– Найду – закопаю, – выдыхаю пар в воздух и, кряхтя, лезу в снег по пояс.
По следам обхожу темный дом, то и дело озираясь по сторонам. Чувствую себя какой-то преступницей, посягнувшей на чужую территорию.
Переборов страх, заглядываю в покосившиеся окна, но везде ни души.
Вернувшись к крыльцу, смотрю на дверь, с которой сбит замок и понимаю, что Мирон мог заходить туда.
– Ну, если ты меня напугаешь и я не умру от разрыва сердца, – грожу пустоте и тянусь к ручке, – пеняй на себя.

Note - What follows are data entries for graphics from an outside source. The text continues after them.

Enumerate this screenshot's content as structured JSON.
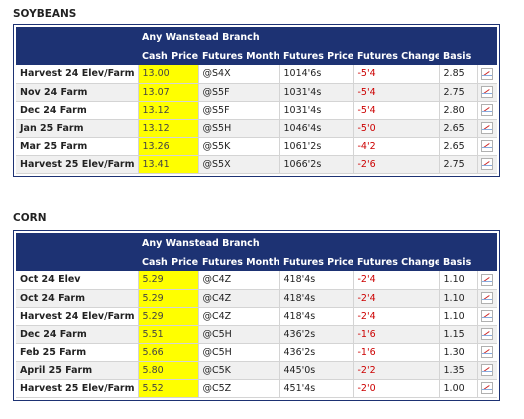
{
  "soybeans": {
    "title": "SOYBEANS",
    "branch": "Any Wanstead Branch",
    "headers": [
      "Cash Price",
      "Futures Month",
      "Futures Price",
      "Futures Change",
      "Basis"
    ],
    "rows": [
      {
        "location": "Harvest 24 Elev/Farm",
        "cash": "13.00",
        "month": "@S4X",
        "price": "1014'6s",
        "change": "-5'4",
        "basis": "2.85"
      },
      {
        "location": "Nov 24 Farm",
        "cash": "13.07",
        "month": "@S5F",
        "price": "1031'4s",
        "change": "-5'4",
        "basis": "2.75"
      },
      {
        "location": "Dec 24 Farm",
        "cash": "13.12",
        "month": "@S5F",
        "price": "1031'4s",
        "change": "-5'4",
        "basis": "2.80"
      },
      {
        "location": "Jan 25 Farm",
        "cash": "13.12",
        "month": "@S5H",
        "price": "1046'4s",
        "change": "-5'0",
        "basis": "2.65"
      },
      {
        "location": "Mar 25 Farm",
        "cash": "13.26",
        "month": "@S5K",
        "price": "1061'2s",
        "change": "-4'2",
        "basis": "2.65"
      },
      {
        "location": "Harvest 25 Elev/Farm",
        "cash": "13.41",
        "month": "@S5X",
        "price": "1066'2s",
        "change": "-2'6",
        "basis": "2.75"
      }
    ]
  },
  "corn": {
    "title": "CORN",
    "branch": "Any Wanstead Branch",
    "headers": [
      "Cash Price",
      "Futures Month",
      "Futures Price",
      "Futures Change",
      "Basis"
    ],
    "rows": [
      {
        "location": "Oct 24 Elev",
        "cash": "5.29",
        "month": "@C4Z",
        "price": "418'4s",
        "change": "-2'4",
        "basis": "1.10"
      },
      {
        "location": "Oct 24 Farm",
        "cash": "5.29",
        "month": "@C4Z",
        "price": "418'4s",
        "change": "-2'4",
        "basis": "1.10"
      },
      {
        "location": "Harvest 24 Elev/Farm",
        "cash": "5.29",
        "month": "@C4Z",
        "price": "418'4s",
        "change": "-2'4",
        "basis": "1.10"
      },
      {
        "location": "Dec 24 Farm",
        "cash": "5.51",
        "month": "@C5H",
        "price": "436'2s",
        "change": "-1'6",
        "basis": "1.15"
      },
      {
        "location": "Feb 25 Farm",
        "cash": "5.66",
        "month": "@C5H",
        "price": "436'2s",
        "change": "-1'6",
        "basis": "1.30"
      },
      {
        "location": "April 25 Farm",
        "cash": "5.80",
        "month": "@C5K",
        "price": "445'0s",
        "change": "-2'2",
        "basis": "1.35"
      },
      {
        "location": "Harvest 25 Elev/Farm",
        "cash": "5.52",
        "month": "@C5Z",
        "price": "451'4s",
        "change": "-2'0",
        "basis": "1.00"
      }
    ]
  },
  "icons": {
    "row_chart": "chart-icon"
  },
  "colors": {
    "header_bg": "#1d3273",
    "cash_highlight": "#ffff00",
    "change_negative": "#cc0000"
  }
}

Распахиваю скрипучую створку и трясущейся рукой достаю телефон. Подсвечивая себе, медленно захожу внутрь. Уговариваю свои трясущиеся колени, что дом, в котором мы живем, тоже выглядит так себе, но ничего страшного, кроме крыс, совы и Мирона там нет.
Прохожу в темную, холодную избу. Заглядываю в каждый уголок. Мирона нет. Пулей вылетаю обратно и перевожу дыхание, опираясь спиной на дверь. Но отдыхать особо некогда. Потому что я не хочу ползти обратно ночью. А впереди еще есть дома, которые нужно проверить.
В следующий дом тоже ведут следы. В этот раз морально готовиться решаю на ходу. Дом уже потихоньку утопает в темноте. А я не настолько смелая. И хорошо бы Мирону найтись здесь.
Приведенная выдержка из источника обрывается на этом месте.